First Century Slippery Slope May 13, 2013

We have to fill in the lines but there appears to be a fairly common 1st Century slippery slope: If you compromise on this one, you’ll end up inviting the likes of Antiochus Epiphanes back into Jerusalem. The story is well-known and sketched well by Warren Carter in his Seven Events that Shaped the New Testament World. Four options were presented to the Jews when compromise arose: cooperation, flight, defy unto death, fight with arms.

The villain is Antiochus IV Epiphanes, king of Syria, in the line of the Seleucid successors of Alexander the Great. Antiochus’s sin? “Antiochus’s game was cultural, political, military, and religious imperialism by terror” (45). His alliances were renegade Judeans — they agree to his legal approach, to building a gymnasium in Jerusalem renounce their Jewishness through epispasm (reverse circumcision, don’t ask), and cease following the Torah. He uses force, occupies the temple, and issues a decree to renounce Jewish practices. They erect a statue of Zeus in the temple, a “desolating sacrilege” (1 Macc 1:54).

The hero of this story in 1 Maccabees is Judas Maccabeus and his family of zeal: Mattathias, Jonathan, Simon and John Hyrcanus. Their approach was armed rebellion and revolution in obedience of the Torah and covenant faithfulness to God. 2 Macc focuses on the eternal value of martyrdom, while Daniel focuses on the eschatological deliverance at the hand of God, which becomes the fifth option.
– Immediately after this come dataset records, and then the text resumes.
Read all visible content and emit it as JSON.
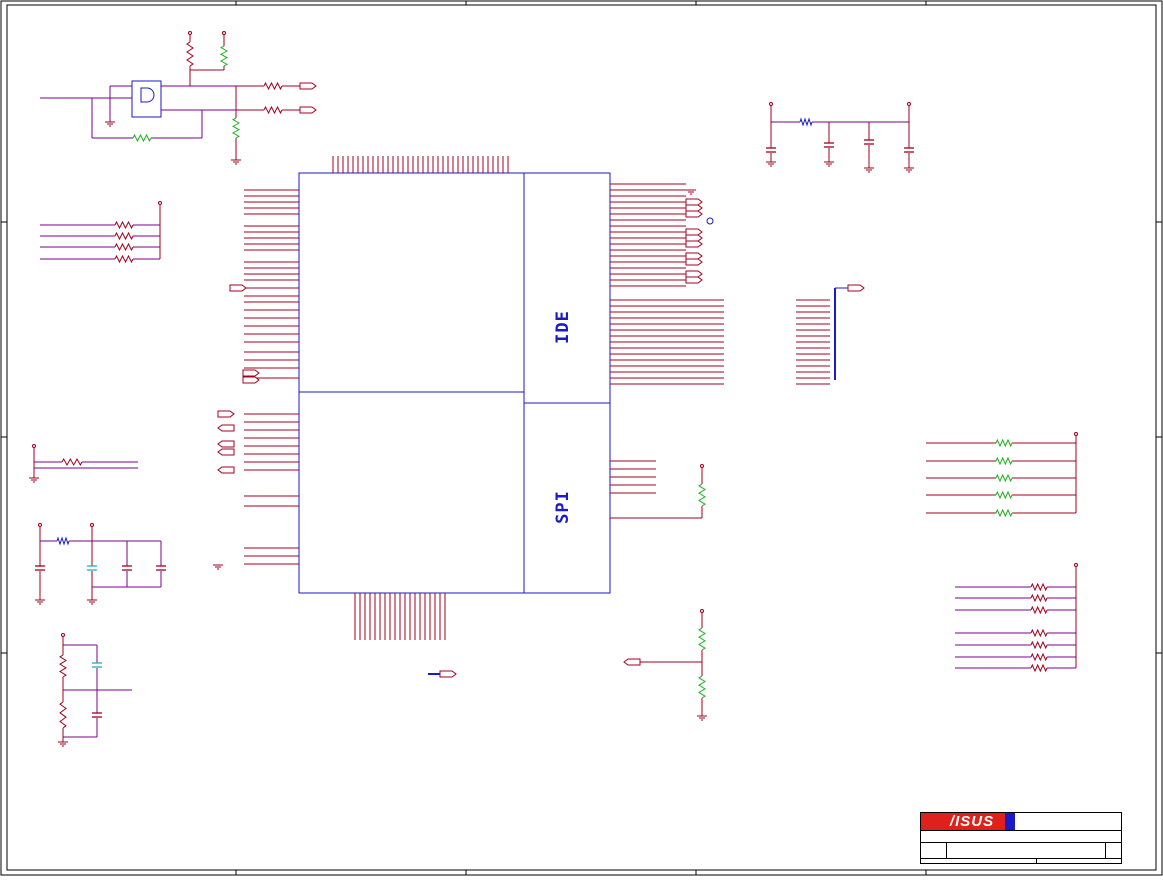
{
  "blocks": {
    "ide_label": "IDE",
    "spi_label": "SPI"
  },
  "title_block": {
    "logo_text": "/ISUS",
    "registered_mark": "®"
  },
  "colors": {
    "wire": "#a0001e",
    "net": "#7a008a",
    "outline": "#1a1ac8",
    "resistor": "#a0001e",
    "ferrite": "#20b020",
    "logo_red": "#e0201a",
    "logo_blue": "#1a1ac8"
  },
  "icons": [
    "ground-icon",
    "power-flag-icon",
    "resistor-icon",
    "capacitor-icon",
    "net-port-icon",
    "and-gate-icon"
  ]
}
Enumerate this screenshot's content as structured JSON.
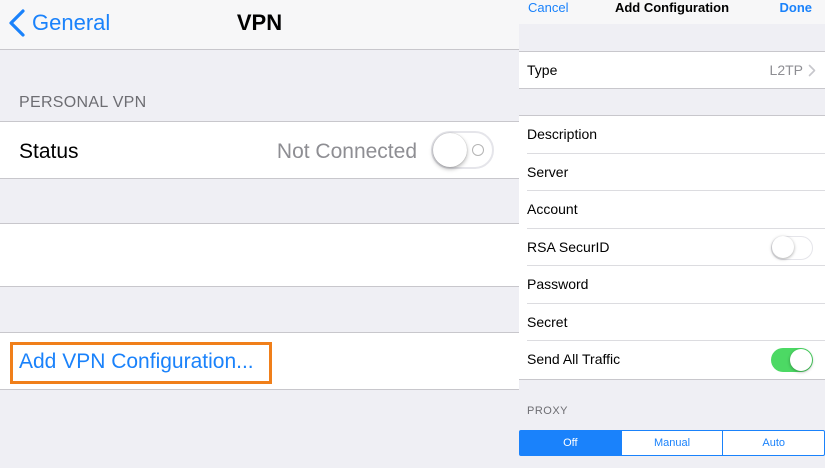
{
  "left": {
    "nav": {
      "back_label": "General",
      "title": "VPN"
    },
    "section_header": "PERSONAL VPN",
    "status": {
      "label": "Status",
      "value": "Not Connected",
      "toggle_on": false
    },
    "add_vpn_label": "Add VPN Configuration..."
  },
  "right": {
    "nav": {
      "cancel": "Cancel",
      "title": "Add Configuration",
      "done": "Done"
    },
    "type": {
      "label": "Type",
      "value": "L2TP"
    },
    "fields": {
      "description": "Description",
      "server": "Server",
      "account": "Account",
      "rsa": "RSA SecurID",
      "password": "Password",
      "secret": "Secret",
      "send_all": "Send All Traffic"
    },
    "toggles": {
      "rsa_on": false,
      "send_all_on": true
    },
    "proxy_header": "PROXY",
    "proxy_options": [
      "Off",
      "Manual",
      "Auto"
    ],
    "proxy_selected": "Off"
  },
  "colors": {
    "accent": "#1a82fb",
    "highlight_box": "#f07f1a",
    "switch_on": "#4cd964",
    "background": "#efeff4"
  }
}
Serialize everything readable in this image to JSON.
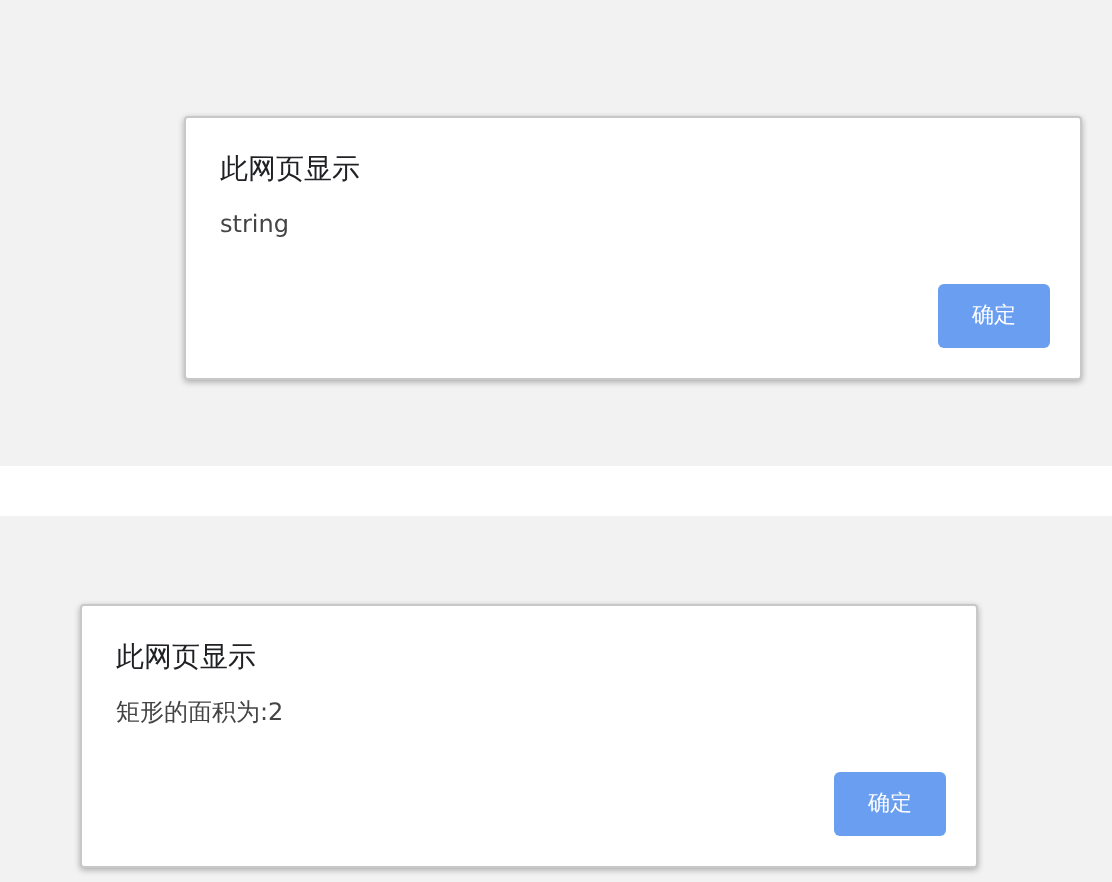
{
  "dialogs": [
    {
      "title": "此网页显示",
      "message": "string",
      "button": "确定"
    },
    {
      "title": "此网页显示",
      "message": "矩形的面积为:2",
      "button": "确定"
    }
  ]
}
Thus, recapturing the temple happened due to military resistance, due to faithful martyrs, or due to God’s intervention. These stories set the agenda for NT era slippery slope theories of relationship with the ruling powers. The one that captured so many was faithfulness, though there was considerable diversity in possible ways of being faithful. Paul, in the temple late in his life, was accused of compromising with the cooperators and blurring lines between faithful holiness and Gentile ways.

What about Jesus? Carter sketches four options: the Daniel-eschatology-apocalyptic Jesus (Sanders, Allison, Ehrman), the sociopolitical Jesus (Crossan, Horsley), the religious genius Jesus (Borg), and the wisdom Jesus (Fiorenza). The Christians called Jesus Messiah/King/Christ and Jesus like other Jews was all about covenant fidelity and what Sanders calls covenant nomism.

Paul’s problem with Judaism was not works righteousness. Paul wants to drop those boundary markers and open the people of God to Gentiles by faith. Carter thinks this is just creating a different boundary.

There is more to say about some of the tensions than what Carter brings out here, so I’d like to suggest that the Maccabean revolt against the Seleucids formed a master story for many Jews, though not all. In that story is the temptation to compromise with Gentile powers and practices; zeal for the Torah leads the faithful Jew to obedience regardless of the cost, even death. The operative category for some then was “faithfulness in the context of temptation to paganizing or secularizing powers.” In some ways Jesus was compared to that faithfulness at times, esp with some of the conservative Pharisees, while Paul was clearly set into that story and found to be a compromiser.

The logic was undoubtedly at times this: give in on this and the whole thing comes crumbling down. This story inspired more than the revolt against Rome in 66-73 AD. It was fodder for many narratives, including the Crusades, the Reformation and the modernist-fundamentalist debates of the 20th Century.